Last night, when I was looking up deer…my eyes went first to the last item on the list, remember? Alternative paths to a goal. Well, I know now what that message meant. Another possibility to get the babies here has been laid on the table. It’s not a done deal by any means, but it has potential. We shall see.
My husband has been very productive today. He has finished shredding the L, and has progressed to the yard. But the bestest thing is… the dead refrigerator with all the dead food, is no longer sitting on my porch assailing me with odor every time I step out the back door. YeeHaw! It’s been there for weeks! I’m really loving this huge dumpster being here. He let Gandhi, Lovey and Moonee out this morning and they roamed the yard for about 8 hours…Lordie, they are covered in sticker burrs. Poor baby Lovey has them all under his chin. I’m going to have to go to Tractor Supply tomorrow for some spray stuff I recently heard about that releases the burrs from the curls. He’s got to be miserable. Gandhi’s are mostly on his topknot, and Moonee, well, no curls to stick to, so he’s sticker free! Oh boy, fleece washing is gonna be fun this year.

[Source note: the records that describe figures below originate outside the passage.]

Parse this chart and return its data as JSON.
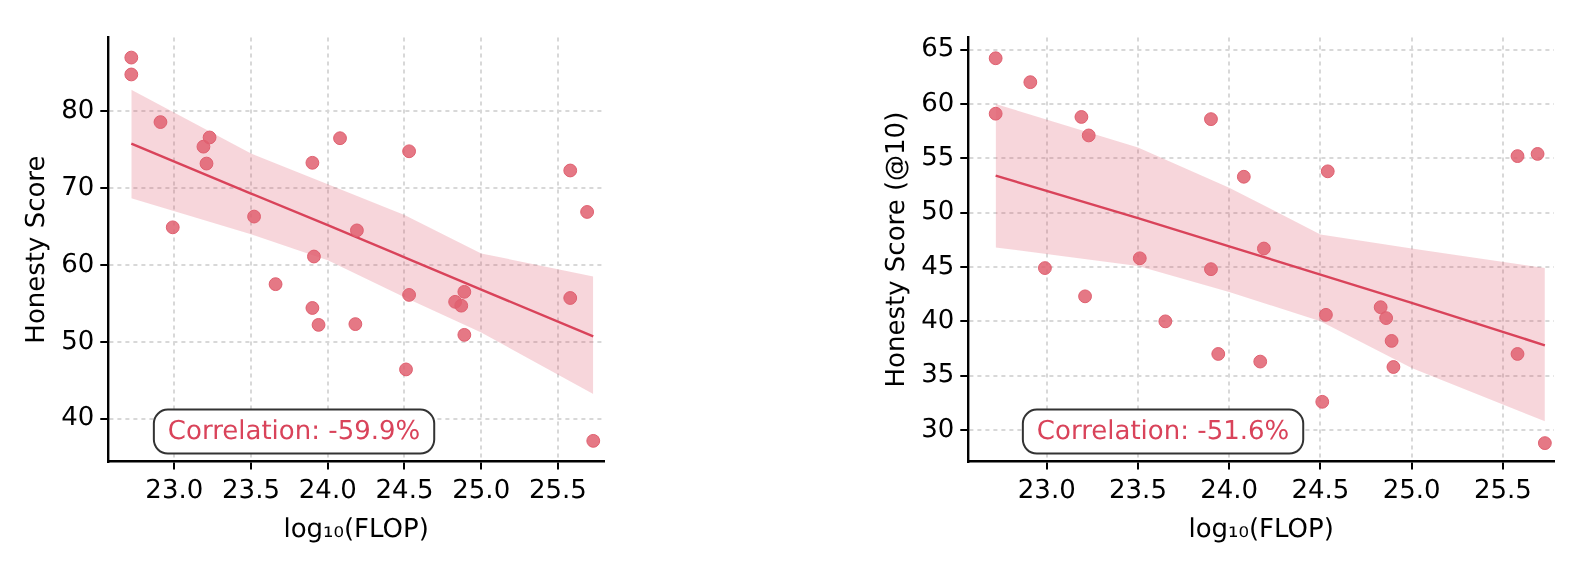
{
  "chart_data": [
    {
      "type": "scatter",
      "xlabel": "log₁₀(FLOP)",
      "ylabel": "Honesty Score",
      "xlim": [
        22.57,
        25.8
      ],
      "ylim": [
        34.4,
        89.6
      ],
      "xticks": [
        {
          "value": 23,
          "label": "23.0"
        },
        {
          "value": 23.5,
          "label": "23.5"
        },
        {
          "value": 24,
          "label": "24.0"
        },
        {
          "value": 24.5,
          "label": "24.5"
        },
        {
          "value": 25,
          "label": "25.0"
        },
        {
          "value": 25.5,
          "label": "25.5"
        }
      ],
      "yticks": [
        40,
        50,
        60,
        70,
        80
      ],
      "grid": true,
      "legend": false,
      "annotations": [
        "Correlation: -59.9%"
      ],
      "series": [
        {
          "marker": "circle",
          "color": "#e06070",
          "x": [
            22.72,
            22.72,
            22.91,
            22.99,
            23.19,
            23.21,
            23.23,
            23.52,
            23.66,
            23.9,
            23.9,
            23.91,
            23.94,
            24.08,
            24.18,
            24.19,
            24.51,
            24.53,
            24.53,
            24.83,
            24.87,
            24.89,
            24.89,
            25.58,
            25.58,
            25.69,
            25.73
          ],
          "values": [
            87.0,
            84.8,
            78.6,
            64.9,
            75.4,
            73.2,
            76.6,
            66.3,
            57.5,
            73.3,
            54.4,
            61.1,
            52.2,
            76.5,
            52.3,
            64.5,
            46.4,
            74.8,
            56.1,
            55.2,
            54.7,
            56.5,
            50.9,
            72.3,
            55.7,
            66.9,
            37.1
          ]
        },
        {
          "type": "line",
          "color": "#d9435a",
          "x": [
            22.72,
            23.5,
            24.0,
            24.5,
            25.0,
            25.73
          ],
          "values": [
            75.8,
            69.3,
            65.2,
            61.0,
            56.8,
            50.7
          ],
          "upper": [
            82.8,
            74.5,
            70.5,
            66.5,
            61.5,
            58.5
          ],
          "lower": [
            68.7,
            64.0,
            60.6,
            55.8,
            51.2,
            43.2
          ]
        }
      ]
    },
    {
      "type": "scatter",
      "xlabel": "log₁₀(FLOP)",
      "ylabel": "Honesty Score (@10)",
      "xlim": [
        22.57,
        25.78
      ],
      "ylim": [
        27.1,
        66.1
      ],
      "xticks": [
        {
          "value": 23,
          "label": "23.0"
        },
        {
          "value": 23.5,
          "label": "23.5"
        },
        {
          "value": 24,
          "label": "24.0"
        },
        {
          "value": 24.5,
          "label": "24.5"
        },
        {
          "value": 25,
          "label": "25.0"
        },
        {
          "value": 25.5,
          "label": "25.5"
        }
      ],
      "yticks": [
        30,
        35,
        40,
        45,
        50,
        55,
        60,
        65
      ],
      "grid": true,
      "legend": false,
      "annotations": [
        "Correlation: -51.6%"
      ],
      "series": [
        {
          "marker": "circle",
          "color": "#e06070",
          "x": [
            22.72,
            22.72,
            22.91,
            22.99,
            23.19,
            23.21,
            23.23,
            23.51,
            23.65,
            23.9,
            23.9,
            23.94,
            24.08,
            24.17,
            24.19,
            24.51,
            24.53,
            24.54,
            24.83,
            24.86,
            24.89,
            24.9,
            25.58,
            25.58,
            25.69,
            25.73
          ],
          "values": [
            64.2,
            59.1,
            62.0,
            44.9,
            58.8,
            42.3,
            57.1,
            45.8,
            40.0,
            58.6,
            44.8,
            37.0,
            53.3,
            36.3,
            46.7,
            32.6,
            40.6,
            53.8,
            41.3,
            40.3,
            38.2,
            35.8,
            37.0,
            55.2,
            55.4,
            28.8
          ]
        },
        {
          "type": "line",
          "color": "#d9435a",
          "x": [
            22.72,
            23.5,
            24.0,
            24.5,
            25.0,
            25.73
          ],
          "values": [
            53.4,
            49.5,
            46.9,
            44.3,
            41.7,
            37.8
          ],
          "upper": [
            60.0,
            56.0,
            52.3,
            48.0,
            46.7,
            44.9
          ],
          "lower": [
            46.8,
            45.1,
            42.7,
            40.0,
            35.7,
            30.8
          ]
        }
      ]
    }
  ]
}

Lovey didn’t want me to leave today. Just stood there looking at me with this pitiful face. I remember the day he stole my heart. Nope, not when he was born and I was saving his life….was all the way further in time to when I moved him outside to the pen. He was so vulnerable and I was torn about putting him outside, but chewing wires can be dangerous so I had no choice. Yup, it was that first late night bottle, and him crying as I walked away.

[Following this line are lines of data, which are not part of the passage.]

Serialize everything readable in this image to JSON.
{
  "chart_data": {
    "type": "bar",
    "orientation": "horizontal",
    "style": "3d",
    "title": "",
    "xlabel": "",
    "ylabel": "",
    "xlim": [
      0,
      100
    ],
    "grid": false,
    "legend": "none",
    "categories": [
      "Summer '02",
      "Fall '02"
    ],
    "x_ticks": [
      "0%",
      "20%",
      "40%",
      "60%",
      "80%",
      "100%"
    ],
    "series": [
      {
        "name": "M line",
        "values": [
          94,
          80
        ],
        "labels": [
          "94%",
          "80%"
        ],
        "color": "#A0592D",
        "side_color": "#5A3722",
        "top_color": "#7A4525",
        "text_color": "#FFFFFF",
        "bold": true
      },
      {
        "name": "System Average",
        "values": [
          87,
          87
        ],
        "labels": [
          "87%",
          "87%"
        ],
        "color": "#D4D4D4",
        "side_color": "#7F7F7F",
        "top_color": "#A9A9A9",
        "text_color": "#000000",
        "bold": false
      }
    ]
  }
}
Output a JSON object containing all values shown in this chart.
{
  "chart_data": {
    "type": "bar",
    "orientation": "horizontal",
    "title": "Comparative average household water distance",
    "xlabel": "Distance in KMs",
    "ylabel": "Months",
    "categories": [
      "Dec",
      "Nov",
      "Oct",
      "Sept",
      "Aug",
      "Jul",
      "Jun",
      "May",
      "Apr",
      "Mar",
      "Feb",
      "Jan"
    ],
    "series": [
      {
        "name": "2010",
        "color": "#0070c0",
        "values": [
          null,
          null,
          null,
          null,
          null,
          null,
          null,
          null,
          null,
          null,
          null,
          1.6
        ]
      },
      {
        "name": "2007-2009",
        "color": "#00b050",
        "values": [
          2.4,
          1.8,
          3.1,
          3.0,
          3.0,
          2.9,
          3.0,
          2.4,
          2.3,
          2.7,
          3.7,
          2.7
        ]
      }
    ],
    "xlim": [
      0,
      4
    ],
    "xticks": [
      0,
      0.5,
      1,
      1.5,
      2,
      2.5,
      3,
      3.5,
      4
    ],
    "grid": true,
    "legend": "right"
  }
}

Ahhh, well, Jesse just called. He can’t stay with his brother anymore because they are fighting and considering divorce. It is moments like this that make my blood boil at the thought of my mother. Guess there’s no going back. I don’t know how to forget the multitude of ways that she hurt me and my son….oooh, and it’s the gift that keeps on giving. I’m glad she’s not talking to me right now. I don’t have anything nice to say. Don’t know what to do. Husband says…why let him live here when he can’t work from here? He has no car, no license…revoked and $1000 fine before he can get that. The DJ things I bought him before he left here…gone. Hubby says no to him sitting in the attic all day, sleeping all day. I am half an hour each way from any town. What to do? Signing off at Curly Locks Ranch. Oh ya…. Happy Birthday to me come midnight.